2018-09-28 11:13:18 刘筱静

  今天周四,车号限行,在家百无聊赖,想想还是去工作室画画是正事,耐着性子从望京家里出发,一路坐地铁倒公交来到了远在顺义区水坡村的工作室。坐到画案前,习惯性的打开电脑,正好看到最新一期《十三邀》许知远采访姜文——估计又是为新片造势,有些反感这种商业套路,但是想起那个大学时曾经用盗版VCD反复看了很多遍的《阳光灿烂的日子》,想起那片我们记忆并不清晰的红色海洋下,一代人苦涩迷幻的青春成长史,好导演一定有他见解独到之处,姑且边画边听一听吧。
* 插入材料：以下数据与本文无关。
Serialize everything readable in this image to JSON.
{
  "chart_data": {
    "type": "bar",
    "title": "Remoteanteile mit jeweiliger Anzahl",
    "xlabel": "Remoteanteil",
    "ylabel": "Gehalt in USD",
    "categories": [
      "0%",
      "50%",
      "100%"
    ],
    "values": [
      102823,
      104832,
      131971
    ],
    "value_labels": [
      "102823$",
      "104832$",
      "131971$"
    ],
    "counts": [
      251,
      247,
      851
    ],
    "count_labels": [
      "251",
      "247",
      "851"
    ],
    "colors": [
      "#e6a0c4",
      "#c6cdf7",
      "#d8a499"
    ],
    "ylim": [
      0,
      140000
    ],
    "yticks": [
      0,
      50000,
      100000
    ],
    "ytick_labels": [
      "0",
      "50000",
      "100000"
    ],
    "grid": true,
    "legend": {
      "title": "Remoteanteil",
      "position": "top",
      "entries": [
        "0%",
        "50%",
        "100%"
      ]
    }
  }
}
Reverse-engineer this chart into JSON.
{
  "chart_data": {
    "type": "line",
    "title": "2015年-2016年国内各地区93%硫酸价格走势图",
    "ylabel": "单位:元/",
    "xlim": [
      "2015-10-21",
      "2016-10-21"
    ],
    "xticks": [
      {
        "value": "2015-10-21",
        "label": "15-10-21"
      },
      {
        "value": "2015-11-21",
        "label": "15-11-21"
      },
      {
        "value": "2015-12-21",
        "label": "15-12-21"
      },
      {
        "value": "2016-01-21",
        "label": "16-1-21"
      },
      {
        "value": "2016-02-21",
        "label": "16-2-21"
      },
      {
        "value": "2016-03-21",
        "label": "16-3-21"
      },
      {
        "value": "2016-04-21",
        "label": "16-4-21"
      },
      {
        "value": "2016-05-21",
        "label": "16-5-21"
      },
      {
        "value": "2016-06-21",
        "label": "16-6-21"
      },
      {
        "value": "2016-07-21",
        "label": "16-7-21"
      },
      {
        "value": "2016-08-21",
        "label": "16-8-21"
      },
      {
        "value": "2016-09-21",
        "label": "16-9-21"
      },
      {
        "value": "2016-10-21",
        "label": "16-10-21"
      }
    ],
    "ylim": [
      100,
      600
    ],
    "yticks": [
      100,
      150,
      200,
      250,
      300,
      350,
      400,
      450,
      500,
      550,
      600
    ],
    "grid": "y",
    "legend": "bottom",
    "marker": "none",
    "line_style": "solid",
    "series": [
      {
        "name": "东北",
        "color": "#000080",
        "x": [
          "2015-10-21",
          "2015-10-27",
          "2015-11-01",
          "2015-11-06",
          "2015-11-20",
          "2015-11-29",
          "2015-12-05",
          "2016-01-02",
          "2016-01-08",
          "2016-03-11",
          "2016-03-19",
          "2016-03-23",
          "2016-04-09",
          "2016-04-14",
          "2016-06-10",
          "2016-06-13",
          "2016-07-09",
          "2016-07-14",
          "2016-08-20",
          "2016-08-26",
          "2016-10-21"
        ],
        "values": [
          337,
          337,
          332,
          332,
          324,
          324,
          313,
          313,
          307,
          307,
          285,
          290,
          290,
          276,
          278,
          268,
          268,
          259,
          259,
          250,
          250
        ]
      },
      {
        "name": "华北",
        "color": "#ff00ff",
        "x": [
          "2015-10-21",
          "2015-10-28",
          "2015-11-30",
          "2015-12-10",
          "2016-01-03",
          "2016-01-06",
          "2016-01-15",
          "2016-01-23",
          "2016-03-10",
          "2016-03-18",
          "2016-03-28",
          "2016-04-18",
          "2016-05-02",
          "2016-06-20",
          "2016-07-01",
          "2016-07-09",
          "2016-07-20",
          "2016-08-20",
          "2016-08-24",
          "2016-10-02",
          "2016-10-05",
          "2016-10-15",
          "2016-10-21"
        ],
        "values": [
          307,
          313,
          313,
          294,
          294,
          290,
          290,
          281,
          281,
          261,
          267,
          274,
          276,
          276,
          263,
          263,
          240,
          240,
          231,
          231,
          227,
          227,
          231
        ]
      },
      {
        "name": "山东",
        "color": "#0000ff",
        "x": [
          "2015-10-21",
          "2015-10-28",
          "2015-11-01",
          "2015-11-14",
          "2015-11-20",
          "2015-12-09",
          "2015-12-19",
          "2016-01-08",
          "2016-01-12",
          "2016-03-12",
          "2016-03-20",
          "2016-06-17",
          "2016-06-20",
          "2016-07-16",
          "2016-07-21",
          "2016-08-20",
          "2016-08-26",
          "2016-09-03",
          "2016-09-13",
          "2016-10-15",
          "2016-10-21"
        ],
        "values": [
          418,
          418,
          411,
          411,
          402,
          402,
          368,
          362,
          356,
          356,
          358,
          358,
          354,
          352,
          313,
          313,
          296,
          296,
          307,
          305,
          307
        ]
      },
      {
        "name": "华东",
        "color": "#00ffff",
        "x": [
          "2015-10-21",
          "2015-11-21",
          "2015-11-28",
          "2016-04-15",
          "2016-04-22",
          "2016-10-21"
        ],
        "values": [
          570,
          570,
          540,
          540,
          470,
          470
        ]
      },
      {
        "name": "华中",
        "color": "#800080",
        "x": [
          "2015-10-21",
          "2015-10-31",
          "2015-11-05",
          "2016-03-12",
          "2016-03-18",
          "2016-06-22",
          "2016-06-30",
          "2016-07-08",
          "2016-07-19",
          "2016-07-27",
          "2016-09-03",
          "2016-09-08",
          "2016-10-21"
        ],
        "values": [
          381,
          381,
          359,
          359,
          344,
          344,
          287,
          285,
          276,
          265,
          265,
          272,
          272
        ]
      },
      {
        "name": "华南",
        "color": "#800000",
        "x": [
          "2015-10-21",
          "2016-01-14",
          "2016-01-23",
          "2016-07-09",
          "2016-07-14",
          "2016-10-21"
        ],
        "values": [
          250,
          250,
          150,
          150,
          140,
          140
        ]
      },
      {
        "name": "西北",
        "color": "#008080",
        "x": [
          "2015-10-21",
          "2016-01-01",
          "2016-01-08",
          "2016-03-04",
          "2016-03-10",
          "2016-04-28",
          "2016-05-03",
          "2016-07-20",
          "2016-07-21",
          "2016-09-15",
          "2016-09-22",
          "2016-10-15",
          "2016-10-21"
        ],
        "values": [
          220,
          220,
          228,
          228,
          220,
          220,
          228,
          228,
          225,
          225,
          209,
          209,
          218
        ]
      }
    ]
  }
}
  姜文的声音依旧沙哑富有磁性,慢慢悠悠的讲述里透出些许漫不经意和玩世不屑,相比之下,许知远的提问很无趣,充斥了书生气满溢的理想化情绪。

  慢慢画着,也有一搭没一搭的听着,不知道是我太投入了画面还是姜文的声音过于低沉,不知不觉,已经听不清楚他们在对话什么,索性由他去,就当是可有可无的背景音乐吧。

  冷不丁的时候,听到姜文突然冒出一句:“其实一切都是误读!”就像是有谁突然放大了音贝——这句话我却听清楚了!

  我对许知远的莫名提问没有太多兴趣,姜文的这句关于创作和人生的感喟却让我一时回味了很久,如果再具体一点,那就是“误读”这个词突然引起了我浓厚的兴趣。

  这个词真有意思!

  我想起读大学时的一段往事。

ERXUANSHE

二玄社

  那时我刚刚考进中央美院山水画室,按照既定的教学安排,第一学期的临摹课就是临摹宋画。我们的范本是国画系资料室当时花费不菲购进的“二玄社”高清复制品。二玄社是日本的一家文化出版企业,他们复制的历代经典作品,材料肌理纤毫毕现,笔触墨迹质感细腻,堪称“下真迹一等”,这也是他们引以为傲的宣传口号之一。

  在我此生可能都无缘一窥众多原作的情况下,这些逼真的印刷品就是我最为信服的“真迹”了!——这一点,我当时深信不疑。

  近代的山水大家黄宾虹提到北宋的山水作品说:“北宋画多浓墨,如行夜山,以沉着浑厚为宗,不事纤巧,自成大家。”北宋的几位山水画家中,我最喜欢的就是范宽。《图画见闻志》上记载他的作品特点:“峰峦浑厚,势状雄强,枪笔俱均……”,米芾也评价他的作品:“深晦如暮夜晦暝!”米芾所处的时代距范宽不远,评价应该比较中肯可信。范宽的名作《雪景寒林图》一直是我特别心仪的作品,自从初中的美术课本上第一次见到这张印刷品就沉迷其中不能忘怀,从此和山水画结下了不解之缘。可以说,一直到最终选择中央美院的山水专业,《雪景寒林图》都是我的心路缘起。今年的七月,终于在天津博物馆的建院成立100周年的特展上见到了这张原作,得偿夙愿。临摹课伊始,我就迫不及待的想找到这张名作的“二玄社”版本,查找未果,方知当时二玄社还没有和大陆这边的博物馆合作,所以我见到的大量经典版本基本都是台北博物馆的藏品,这个时候,我见到了范宽最著名的《溪山行旅图》。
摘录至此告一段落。